'The' and 'A' in Czech

Discussion in 'Grammar & Pronunciation' started by Cloudy, Dec 8, 2006.

  1. Cloudy

    Cloudy Member

    How do you correctly use 'the' in Czech sentences? For instance, how would you say something simple, like :

    The man is Czech and the woman is American.

    And does Czech really use 'a', or is it okay to drop it?
  2. dzurisova

    dzurisova Well-Known Member

    My understanding is that in speaking Czech, this and that is used but not the. In your example one might say

    Pán je Čech a žena je Američanka. But if you wanted to say a This man is czech and that woman is american then you would use Tento pán je Čech a tamta žena je Američanka.
  3. scrimshaw

    scrimshaw Well-Known Member

    A taky myslím , že můžeš používat to, kdyby předmět byl středni rod.
    For neutral=

    Tohle(toto) auto si včera koupil stryč.

    Tohle(toto)==now that I think about it, I am not sure how to say that there in neutral. Tamto?
  4. dzurisova

    dzurisova Well-Known Member

    Scrimshaw, I don't understand what you are saying. Are you saying that you also think that you have to use the when speaking czech?
  5. scrimshaw

    scrimshaw Well-Known Member

    No, no. Dzurisovak.

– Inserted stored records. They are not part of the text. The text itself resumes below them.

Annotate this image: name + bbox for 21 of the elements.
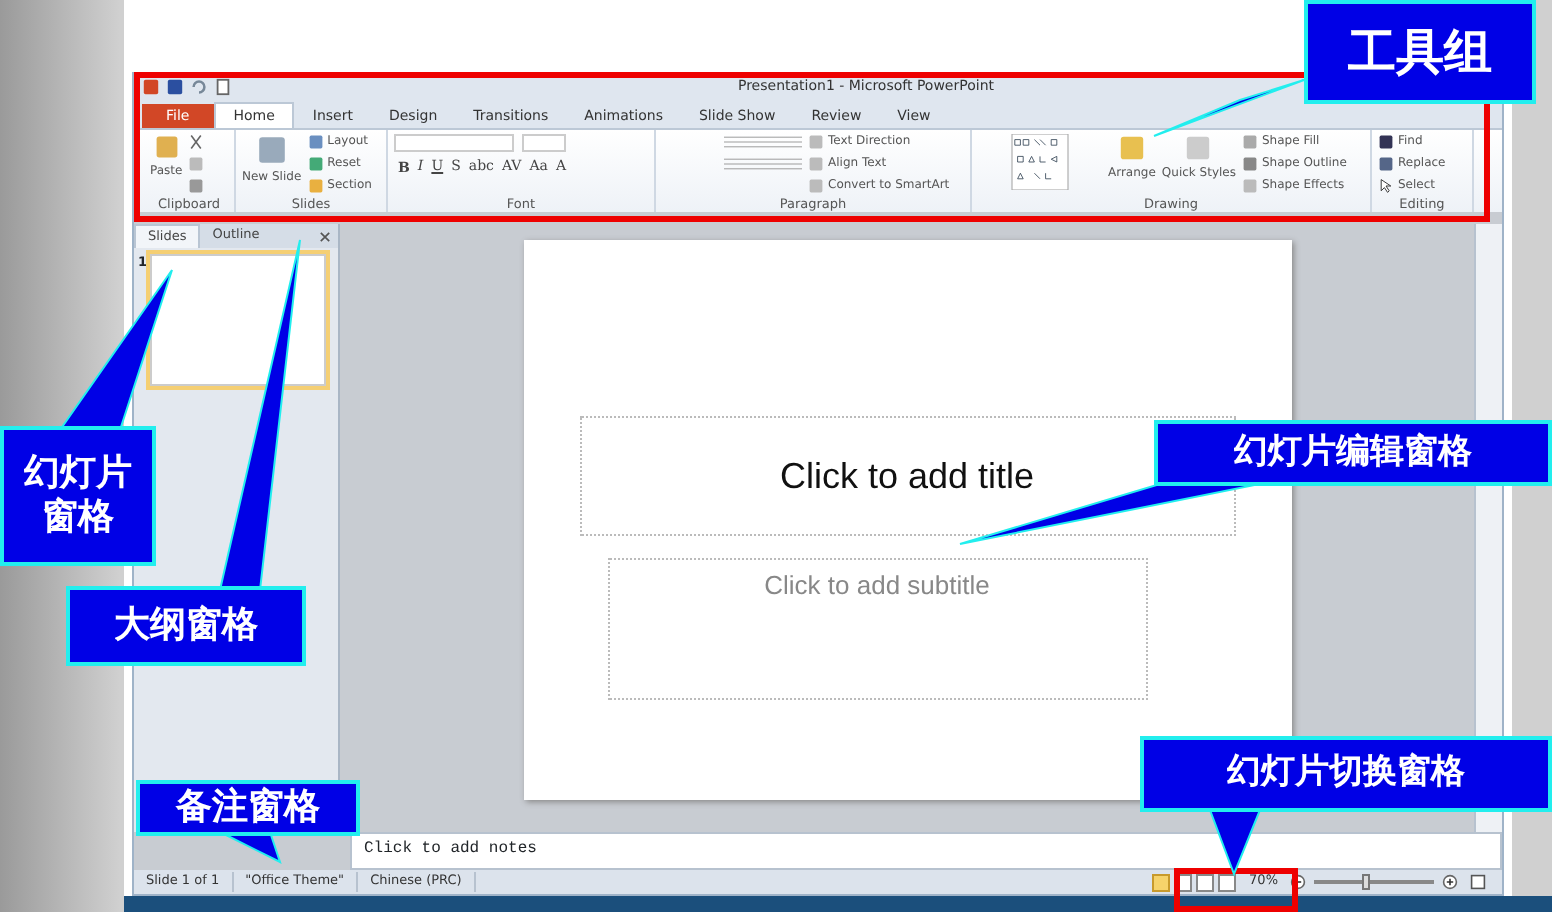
callout-label: 工具组 [1304, 0, 1536, 104]
undo-icon[interactable] [190, 78, 208, 96]
cut-icon[interactable] [188, 134, 205, 150]
slider-thumb[interactable] [1362, 874, 1370, 890]
callout-label: 大纲窗格 [66, 586, 306, 666]
slide-thumbnail[interactable] [149, 254, 326, 386]
cursor-icon[interactable] [1378, 178, 1394, 194]
font-size-field[interactable] [522, 134, 566, 152]
new-file-icon[interactable] [214, 78, 232, 96]
highlight-frame [1174, 868, 1298, 912]
callout-label: 幻灯片窗格 [0, 426, 156, 566]
callout-label: 幻灯片编辑窗格 [1154, 420, 1552, 486]
notes-field[interactable]: Click to add notes [350, 832, 1502, 870]
font-name-field[interactable] [394, 134, 514, 152]
close-icon[interactable] [318, 229, 332, 243]
callout-pointer [1208, 809, 1262, 877]
view-button[interactable] [1151, 873, 1170, 891]
subtitle-placeholder[interactable]: Click to add subtitle [607, 558, 1147, 700]
zoom-in-icon[interactable] [1442, 874, 1458, 890]
fit-window-icon[interactable] [1470, 874, 1486, 890]
zoom-out-icon[interactable] [1290, 874, 1306, 890]
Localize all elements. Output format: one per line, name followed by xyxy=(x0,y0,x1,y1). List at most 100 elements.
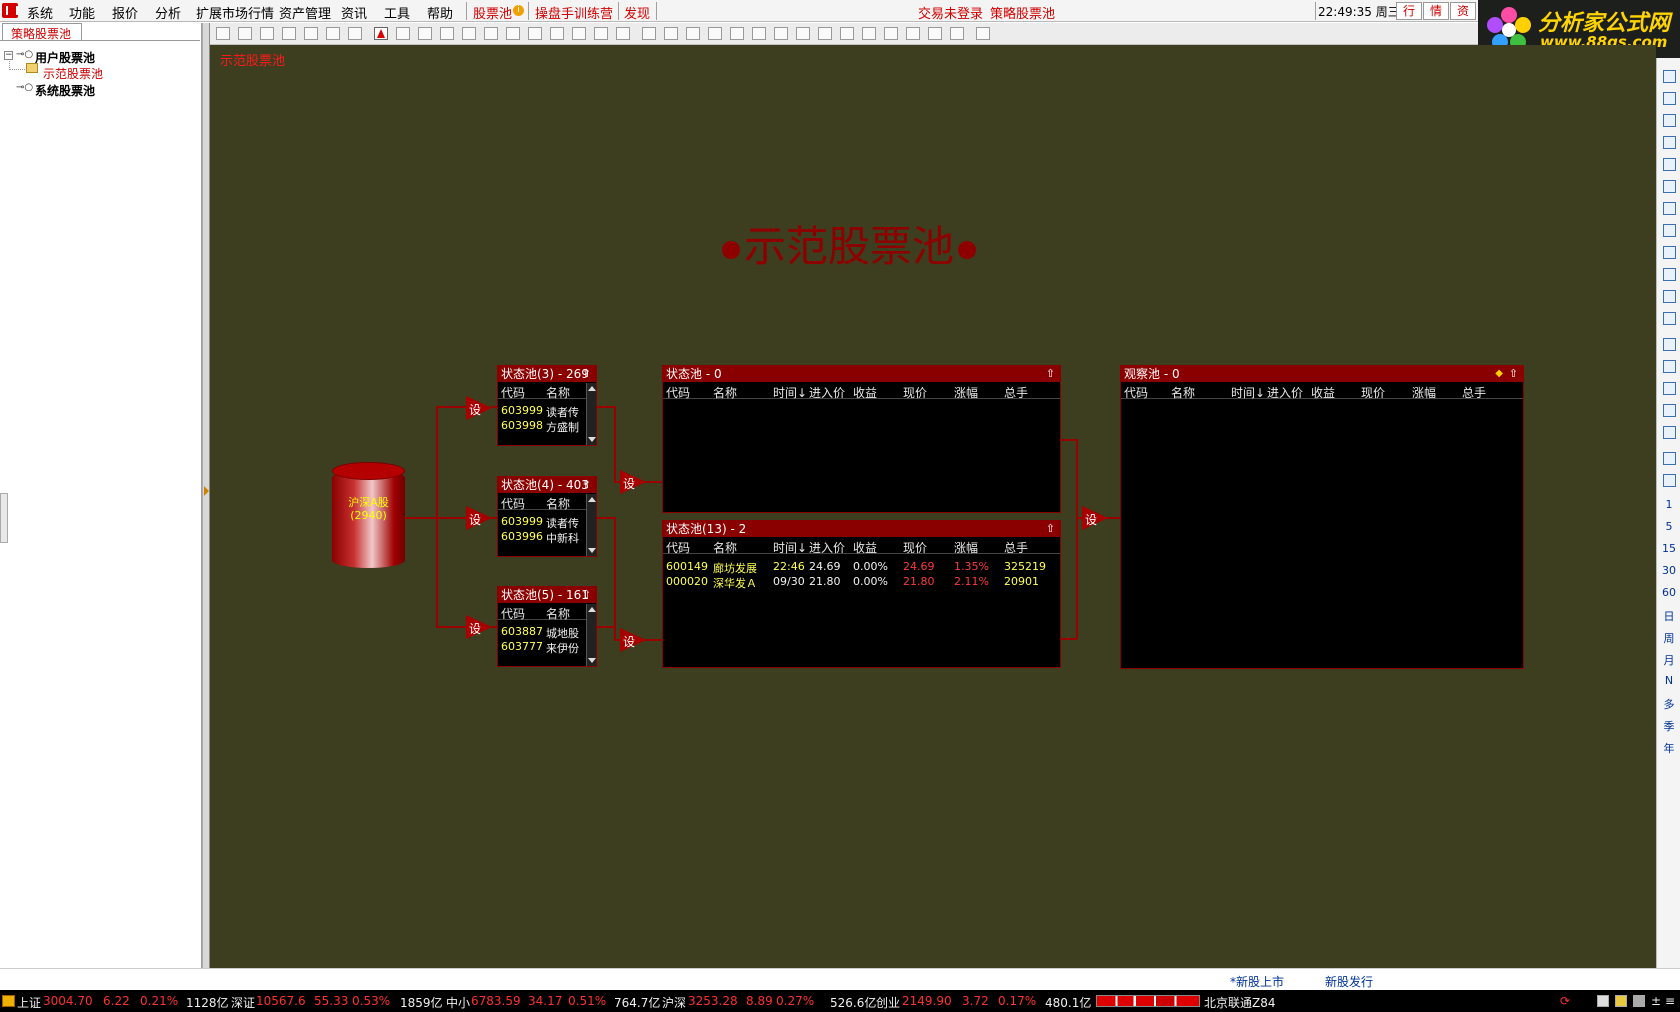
col-name[interactable]: 名称 xyxy=(546,384,570,401)
report-icon[interactable] xyxy=(1663,246,1676,259)
col-entry-price[interactable]: 进入价 xyxy=(1267,384,1303,401)
play-icon[interactable] xyxy=(304,27,318,40)
ellipse-tool-icon[interactable] xyxy=(594,27,608,40)
col-volume[interactable]: 总手 xyxy=(1004,384,1028,401)
cell-code[interactable]: 603887 xyxy=(501,625,543,638)
col-name[interactable]: 名称 xyxy=(713,384,737,401)
circle-tool-icon[interactable] xyxy=(616,27,630,40)
state-pool-main[interactable]: 状态池 - 0 ⇧ 代码 名称 时间↓ 进入价 收益 现价 涨幅 总手 xyxy=(662,365,1061,513)
tool-icon[interactable] xyxy=(730,27,744,40)
source-database[interactable]: 沪深A股 (2940) xyxy=(332,462,405,570)
table-icon[interactable] xyxy=(1663,114,1676,127)
cell-entry-price[interactable]: 24.69 xyxy=(809,560,841,573)
watch-pool[interactable]: 观察池 - 0 ◆ ⇧ 代码 名称 时间↓ 进入价 收益 现价 涨幅 总手 xyxy=(1120,365,1524,669)
tool-icon[interactable] xyxy=(396,27,410,40)
kline-icon[interactable] xyxy=(1663,158,1676,171)
index-name[interactable]: 沪深 xyxy=(662,994,686,1011)
period-1[interactable]: 1 xyxy=(1657,498,1680,511)
period-15[interactable]: 15 xyxy=(1657,542,1680,555)
save-icon[interactable] xyxy=(260,27,274,40)
col-time[interactable]: 时间↓ xyxy=(773,384,807,401)
market-heat-bar[interactable] xyxy=(1096,995,1200,1007)
menu-quote[interactable]: 报价 xyxy=(112,3,138,22)
align-icon[interactable] xyxy=(950,27,964,40)
pool-header[interactable]: 观察池 - 0 ◆ ⇧ xyxy=(1121,366,1523,382)
col-code[interactable]: 代码 xyxy=(1124,384,1148,401)
period-day[interactable]: 日 xyxy=(1657,608,1680,624)
menu-extended-market[interactable]: 扩展市场行情 xyxy=(196,3,274,22)
align-icon[interactable] xyxy=(818,27,832,40)
market-icon[interactable] xyxy=(2,995,15,1007)
state-pool-4[interactable]: 状态池(4) - 403 ⇧ 代码 名称 603999 读者传 603996 中新科 xyxy=(497,476,597,557)
col-entry-price[interactable]: 进入价 xyxy=(809,539,845,556)
new-icon[interactable] xyxy=(216,27,230,40)
align-icon[interactable] xyxy=(796,27,810,40)
col-code[interactable]: 代码 xyxy=(501,384,525,401)
arrow-down-icon[interactable] xyxy=(1663,70,1676,83)
period-30[interactable]: 30 xyxy=(1657,564,1680,577)
rect-tool-icon[interactable] xyxy=(550,27,564,40)
cell-code[interactable]: 603999 xyxy=(501,404,543,417)
col-name[interactable]: 名称 xyxy=(546,495,570,512)
col-change[interactable]: 涨幅 xyxy=(954,384,978,401)
col-name[interactable]: 名称 xyxy=(546,605,570,622)
cell-code[interactable]: 603996 xyxy=(501,530,543,543)
period-year[interactable]: 年 xyxy=(1657,740,1680,756)
cell-name[interactable]: 中新科 xyxy=(546,530,579,546)
col-price[interactable]: 现价 xyxy=(903,539,927,556)
menu-stock-pool[interactable]: 股票池 xyxy=(473,3,512,22)
col-name[interactable]: 名称 xyxy=(1171,384,1195,401)
period-week[interactable]: 周 xyxy=(1657,630,1680,646)
refresh-icon[interactable]: ⟳ xyxy=(1560,994,1570,1008)
set-button[interactable]: 设 xyxy=(1082,506,1108,530)
tool-icon[interactable] xyxy=(462,27,476,40)
expand-arrow-icon[interactable]: ⇧ xyxy=(1046,366,1055,382)
cell-time[interactable]: 09/30 xyxy=(773,575,805,588)
col-price[interactable]: 现价 xyxy=(1361,384,1385,401)
asset-button[interactable]: 资 xyxy=(1450,2,1476,20)
index-name[interactable]: 深证 xyxy=(231,994,255,1011)
expand-arrow-icon[interactable]: ⇧ xyxy=(1046,521,1055,537)
set-button[interactable]: 设 xyxy=(466,396,492,420)
cell-name[interactable]: 方盛制 xyxy=(546,419,579,435)
circle-icon[interactable] xyxy=(1663,312,1676,325)
col-change[interactable]: 涨幅 xyxy=(954,539,978,556)
cell-code[interactable]: 603998 xyxy=(501,419,543,432)
period-n[interactable]: N xyxy=(1657,674,1680,687)
col-price[interactable]: 现价 xyxy=(903,384,927,401)
cell-name[interactable]: 廊坊发展 xyxy=(713,560,757,576)
pool-scrollbar[interactable] xyxy=(586,383,596,445)
period-60[interactable]: 60 xyxy=(1657,586,1680,599)
tree-demo-pool[interactable]: 示范股票池 xyxy=(43,65,103,82)
set-button[interactable]: 设 xyxy=(466,615,492,639)
index-name[interactable]: 中小 xyxy=(446,994,470,1011)
pen-icon[interactable] xyxy=(1663,426,1676,439)
f12-icon[interactable] xyxy=(1663,268,1676,281)
set-button[interactable]: 设 xyxy=(466,506,492,530)
tree-user-pool[interactable]: 用户股票池 xyxy=(35,49,95,66)
tool-icon[interactable] xyxy=(642,27,656,40)
tool-icon[interactable] xyxy=(440,27,454,40)
line-chart-icon[interactable] xyxy=(1663,136,1676,149)
menu-tools[interactable]: 工具 xyxy=(384,3,410,22)
col-code[interactable]: 代码 xyxy=(501,605,525,622)
pool-header[interactable]: 状态池(5) - 161 ⇧ xyxy=(498,587,596,603)
menu-discover[interactable]: 发现 xyxy=(624,3,650,22)
period-month[interactable]: 月 xyxy=(1657,652,1680,668)
col-volume[interactable]: 总手 xyxy=(1462,384,1486,401)
col-time[interactable]: 时间↓ xyxy=(1231,384,1265,401)
switch-icon[interactable] xyxy=(1663,474,1676,487)
col-profit[interactable]: 收益 xyxy=(853,539,877,556)
menu-icon[interactable]: ≡ xyxy=(1665,994,1675,1008)
set-button[interactable]: 设 xyxy=(620,628,646,652)
cell-time[interactable]: 22:46 xyxy=(773,560,805,573)
line-tool-icon[interactable] xyxy=(528,27,542,40)
quote-button-1[interactable]: 行 xyxy=(1396,2,1422,20)
app-logo-icon[interactable] xyxy=(2,3,18,18)
cell-name[interactable]: 读者传 xyxy=(546,404,579,420)
cell-volume[interactable]: 20901 xyxy=(1004,575,1039,588)
cell-entry-price[interactable]: 21.80 xyxy=(809,575,841,588)
pool-header[interactable]: 状态池(3) - 269 ⇧ xyxy=(498,366,596,382)
window-icon[interactable] xyxy=(1597,995,1609,1007)
tree-collapse-icon[interactable]: − xyxy=(4,51,13,60)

I am agreeing with you,
    that generally ten and ta refer to this and that as opposed to the, but
    for neutral words how wouyld thius and that be said.
    I am thinking maybe toto and tamto.
  6. dzurisova

    dzurisova Well-Known Member

    Oh, I guess I don't get the rest of your sentence because I believe:

    means "I also think that you must use it"

    Please translate the rest of the sentence so I get it. :oops: :)
  7. scrimshaw

    scrimshaw Well-Known Member

    ok..I will write in english. I do not think my czech is good enough to try to comment about grammar.

    Ten, ta, and to I agree with you mainly mean THIS and THAT instead of THE.

    ten for masculime=mužsky rod=tento and tamten
    ta for feminine=ženský rod=tato a tamta
    to for neuter=středni rod= toto and tamto
  8. scrimshaw

    scrimshaw Well-Known Member

    I wrote předmět(subject), but what I meant was the noun that THIS or THAt refers to.

    Seems that I make things unnecessarily complicated.
    Zdá se, že dělám věci zbytečně složité.
    ......., že dělám zbytečně, aby tyhle věci byli složité.
    but I do not think that is right because I think the adverb zbytečně defines složitý, not the verb.
    ......, že dělám, aby tyhle věci byli zbytečně složité.

    I am just proving my point, right?
    Prostě prokázám svou položku, že ano?
  9. wer

    wer Well-Known Member

    Typically, we use no articles. We use demonstrative pronouns to stress definiteness and adjective nějaký (= some) to stress indefiniteness.

    (muž = man, žena = woman, pan/pán = mister/master, paní = madam, lady)
    More or less, it is so. But in this case I prefer "ten muž je Čech a ta žena je Američanka" as translation for "the man is Czech and the woman is American".

    Yes, that's tamto.

    No, můžeš means you can, you must is musíš.

    Yes, this is natural. Or maybe even "..., že vše dělám zbytečně složité".
    Yes, it means "... that I unnecessarily make so that these things are complicated" and it's overcomplicated. The first translation is much better.
    And this means "... that I make so that these things are unnecessarily complicated". It's better than preceding, but it's also overcomplicated.
    Prokázat is very formal verb meaning to show evidence.

    Položka means item.

    Scrimshaw, don't overuse question tags (..., right? ..., are you? ). They are infrequent in Czech.
  10. Cloudy

    Cloudy Member

    Ahh, thanks so much everyone!
  11. dzurisova

    dzurisova Well-Known Member

    Thank you wer. I also get "to see" and "to know" mixed up.
  12. Zeisig

    Zeisig Well-Known Member

    No wonder. The verb vědět (= to know) was derived from the perfect stem of the verb vidět (= to see) in Proto-Slavic. Vím (= I know) essentially means viděl jsem (= I have seen).
  13. dzurisova

    dzurisova Well-Known Member

    Hmmm, very interesting. We also say "I see" in English when we mean that we realize something.